Wed May 3, 2017 2:34PM
Israeli Prime Minister Benjamin Netanyahu chairs the weekly cabinet meeting in Jerusalem al-Quds on May 3, 2017. (Photo by AP)
Israeli Prime Minister Benjamin Netanyahu chairs the weekly cabinet meeting in Jerusalem al-Quds on May 3, 2017. (Photo by AP)

Israeli Prime Minister Benjamin Netanyahu says Tel Aviv will cut $1 million in UN funding over an anti-Israel resolution recently approved at the world body’s cultural agency.

The resolution, tabled by Qatar, Egypt, Lebanon, Algeria, Morocco, Oman, and Sudan, was passed 22-10 with 23 abstentions at the United Nations Educational, Scientific and Cultural Organization (UNESCO)’s Paris headquarters on Tuesday.
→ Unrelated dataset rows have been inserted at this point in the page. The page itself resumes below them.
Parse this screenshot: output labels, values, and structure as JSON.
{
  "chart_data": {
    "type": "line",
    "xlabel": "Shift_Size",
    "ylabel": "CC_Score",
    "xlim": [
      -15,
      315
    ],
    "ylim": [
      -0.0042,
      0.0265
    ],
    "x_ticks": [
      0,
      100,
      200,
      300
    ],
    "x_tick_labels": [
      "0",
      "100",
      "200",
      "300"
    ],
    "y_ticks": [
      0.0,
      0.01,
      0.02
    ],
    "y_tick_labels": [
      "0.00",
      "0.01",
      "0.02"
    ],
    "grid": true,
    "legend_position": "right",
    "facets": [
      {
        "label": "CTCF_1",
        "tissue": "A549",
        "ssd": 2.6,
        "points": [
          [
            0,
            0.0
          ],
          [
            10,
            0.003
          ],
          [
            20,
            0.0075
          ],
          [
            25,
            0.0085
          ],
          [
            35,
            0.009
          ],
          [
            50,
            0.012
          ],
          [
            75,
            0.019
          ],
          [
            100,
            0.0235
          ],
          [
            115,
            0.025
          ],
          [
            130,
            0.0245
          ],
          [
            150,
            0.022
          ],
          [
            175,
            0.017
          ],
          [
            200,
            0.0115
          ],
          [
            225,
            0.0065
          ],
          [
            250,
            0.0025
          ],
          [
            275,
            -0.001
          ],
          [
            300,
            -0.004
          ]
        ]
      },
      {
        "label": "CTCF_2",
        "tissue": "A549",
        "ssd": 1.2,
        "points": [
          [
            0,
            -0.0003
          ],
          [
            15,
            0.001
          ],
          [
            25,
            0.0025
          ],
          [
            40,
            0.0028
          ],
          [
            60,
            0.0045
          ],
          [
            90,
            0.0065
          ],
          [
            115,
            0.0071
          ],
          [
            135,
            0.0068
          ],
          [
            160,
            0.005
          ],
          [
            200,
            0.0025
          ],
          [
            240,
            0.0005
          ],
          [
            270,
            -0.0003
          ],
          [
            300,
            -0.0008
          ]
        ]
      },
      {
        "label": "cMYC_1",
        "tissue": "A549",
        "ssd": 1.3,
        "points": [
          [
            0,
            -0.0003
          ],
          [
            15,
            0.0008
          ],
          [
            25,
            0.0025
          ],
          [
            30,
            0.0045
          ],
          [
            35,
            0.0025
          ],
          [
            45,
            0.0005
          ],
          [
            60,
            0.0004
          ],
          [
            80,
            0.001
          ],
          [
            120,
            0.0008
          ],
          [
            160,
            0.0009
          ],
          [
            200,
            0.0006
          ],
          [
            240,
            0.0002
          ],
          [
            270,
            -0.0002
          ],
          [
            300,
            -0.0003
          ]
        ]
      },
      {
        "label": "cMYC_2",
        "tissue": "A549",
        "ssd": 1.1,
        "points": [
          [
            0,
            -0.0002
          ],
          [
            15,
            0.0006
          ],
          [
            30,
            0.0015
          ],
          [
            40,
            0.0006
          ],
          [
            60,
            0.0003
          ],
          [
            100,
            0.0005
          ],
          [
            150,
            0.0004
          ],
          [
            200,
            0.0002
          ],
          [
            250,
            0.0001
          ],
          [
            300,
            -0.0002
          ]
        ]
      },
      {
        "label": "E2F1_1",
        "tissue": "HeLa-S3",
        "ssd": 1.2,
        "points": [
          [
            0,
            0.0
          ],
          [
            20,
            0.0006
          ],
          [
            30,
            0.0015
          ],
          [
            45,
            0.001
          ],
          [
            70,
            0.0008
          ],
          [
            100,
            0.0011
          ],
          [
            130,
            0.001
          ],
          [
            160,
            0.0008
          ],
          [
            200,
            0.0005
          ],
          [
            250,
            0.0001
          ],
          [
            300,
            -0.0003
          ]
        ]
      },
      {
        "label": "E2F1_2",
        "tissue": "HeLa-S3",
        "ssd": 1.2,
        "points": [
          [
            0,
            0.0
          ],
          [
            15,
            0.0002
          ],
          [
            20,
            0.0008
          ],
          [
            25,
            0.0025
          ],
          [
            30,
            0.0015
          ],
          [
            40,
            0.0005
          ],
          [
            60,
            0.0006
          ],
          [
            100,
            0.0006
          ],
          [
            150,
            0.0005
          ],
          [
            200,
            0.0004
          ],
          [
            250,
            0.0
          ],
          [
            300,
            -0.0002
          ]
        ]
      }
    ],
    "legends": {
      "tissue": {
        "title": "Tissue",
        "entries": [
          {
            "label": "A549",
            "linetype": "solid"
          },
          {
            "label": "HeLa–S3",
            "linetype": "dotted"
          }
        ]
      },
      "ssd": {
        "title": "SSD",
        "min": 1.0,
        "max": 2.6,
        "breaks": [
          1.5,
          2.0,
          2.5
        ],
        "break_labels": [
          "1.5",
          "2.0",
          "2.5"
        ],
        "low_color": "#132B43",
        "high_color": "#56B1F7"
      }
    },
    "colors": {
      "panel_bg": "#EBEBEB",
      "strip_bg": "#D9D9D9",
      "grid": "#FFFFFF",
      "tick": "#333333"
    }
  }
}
It described Israel as the "occupying power" and accused the regime of taking measures “to alter the character and status of the holy city of Jerusalem [al-Quds]."

It further criticized Tel Aviv for carrying out "persistent excavations, tunneling, works and projects" in East Jerusalem al-Quds, particularly in and around the Old City.

The picture shows the entrance of the United Nations Educational, Scientific and Cultural Organization (UNESCO) headquarters in Paris, France, October 17, 2016. (Photo by AP)

Speaking at a Cabinet meeting on Wednesday, Netanyahu said, "UNESCO again accepted an absurd resolution yesterday about the status of Jerusalem,” warning that what he called the agency’s “systematic harassment has a price.”

The Israeli premier also noted that he had ordered the Foreign Ministry to "cut an additional $1 million from the money Israel transfers to the UN."

An Israeli official said Wednesday's cut was the third time in recent months Israel reduced its UN budget, putting the 2017 payments at $3.7 instead of the original $11 million.

Israel summons Swedish envoy

Separately on Wednesday, Israel summoned Swedish Ambassador to Tel Aviv Carl Magnus Nesser as the Scandinavian state was the only European country to vote for the UNESCO resolution.

“The senior officials expressed their bitter disappointment over Sweden’s vote at UNESCO. This is a vote against Israel, part of a systematic voting pattern,” Israeli Foreign Ministry spokesperson Emmanuel Nahshon said.

Last October, UNESCO adopted a similar resolution, which strongly condemned "the escalating Israeli aggression and illegal measures against… the freedom of worship and Muslims’ access to their holy site al-Aqsa Mosque/al-Haram al-Sharif."

Read more:

Israel occupied East Jerusalem al-Quds during the 1967 war and later annexed it, declaring the whole city its indivisible capital despite outcry by the international community.

The occupied Palestinian territories have witnessed new tensions ever since Israeli forces introduced restrictions on the entry of Palestinian worshipers into the al-Aqsa Mosque compound in East Jerusalem al-Quds in August 2015.

More than 300 Palestinians have lost their lives at the hands of Israeli forces since October 2015, when the tensions in the occupied lands intensified.